1. Complex queries and JOIN — when aggregations and relationships between tables are needed
2. ACID transactions — banking operations, financial systems
3. Structured data — clear schema, predictable structure
4. Data integrity — foreign keys, constraints
5. Reporting and analytics — complex SQL queries Suitable for: banking systems (transactions), medical records (data integrity), online stores (orders, inventory)

NoSQL DB:

1. Large data volumes — Big Data, logging
2. Horizontal scaling — distributed systems
3. Flexible schema — frequently changing data structure
4. High write performance — IoT, sensors, clickstream
5. Unstructured data — JSON, documents, graphs Suitable for: projects working with documents, where need to process huge data volumes (e.g., I know VK Video uses Cassandra as DB), data structure changes frequently

16. System Design Task

We work in an insurance company and provide clients with policy services. When a request comes from a client, we need to query an external SOAP system via HTTP to get necessary data for calculations. According to requirements, we must give the client a response within two minutes. If the calculation isn’t completed in this time — we must return an error.

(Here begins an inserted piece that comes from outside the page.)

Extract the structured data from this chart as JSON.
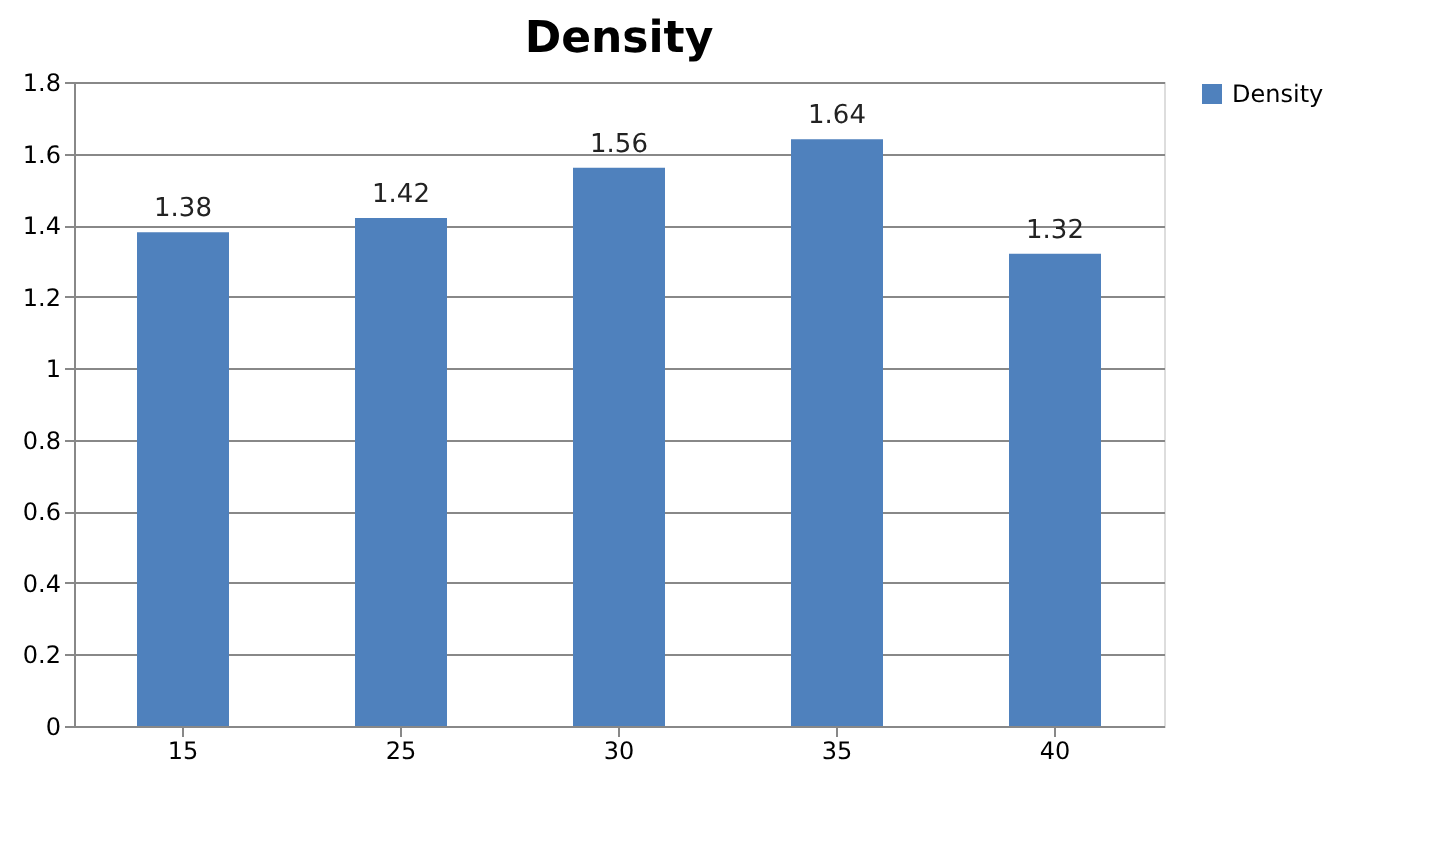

The problem is that this external SOAP system on average responds in about 40 seconds, but works unstably: sometimes very slow, sometimes doesn’t respond at all. At the same time, expected load — up to 15,000 requests per second, meaning the system must withstand high request flow and not depend on its instability.

I’ll say right away, in this task there’s no clear single answer. I’ll tell my answer:

Answer

I’ll go in order:

1. I’d make a gateway for user authorization and authentication (OAuth, Keycloak)
2. Asynchronous model (event architecture) - SOAP system is unstable, gives response +-40 sec, SLA ≤ 2 minutes - async approach is maximally justified. Client doesn’t need to wait - you give taskId and they check status
3. Microservice architecture, I highlighted several services:
   1. Main-service - only business logic: task creation, status storage, orchestration.
   2. Adapter-service - work with external system, retries, circuit breaker.
   3. Timeout-service - only timers and SLA. (I’d use delay queue for timer tracking)
   4. Gateway-service - authorization, authentication, user redirection
4. In Adapter-service need retries, circuit breaker, fallback
5. Main-service processes all logic, also listens to response from adapter-service and timeout-service + main stores info about messages (outbox table)
6. Timeout-service can be implemented using delay queue for timer tracking
7. We’ll use Kafka + outbox + de-dup table to guarantee delivery and processing once.
   1. Outbox guarantees event delivery.
   2. Message IDs — protection from duplicates in consumer.
   3. Kafka — will handle your TPS with huge reserve.
8. For state tracking can use distributed tracing
9. Archive topic (fan-out topic) - we discard messages to separate topic that nobody is listening to at the moment, so there’s possibility to connect to it and listen to all messages, even if Kafka already deleted them from another topic. (This can be done if future service addition processing is visible and there are additional resources for it)
10. If future client growth is visible, can use Kafka Streams for working with big data

Disadvantages of this approach:

• more complex logging
• more complex tracing
• load on infrastructure
• more complex testing

Advantages of this approach:

• scalability
• flexibility / extensibility
• fault tolerance
• high throughput

Approximate service interaction scheme:

Conclusion

Today we went through an example of a complete interview for a Senior Java Developer position. Of course, this is not a universal scenario - each interview has its nuances. But this is real experience that I had, and I tried to show what questions and situations can occur and what to pay special attention to. I hope this will help you prepare and approach the interview more confidently.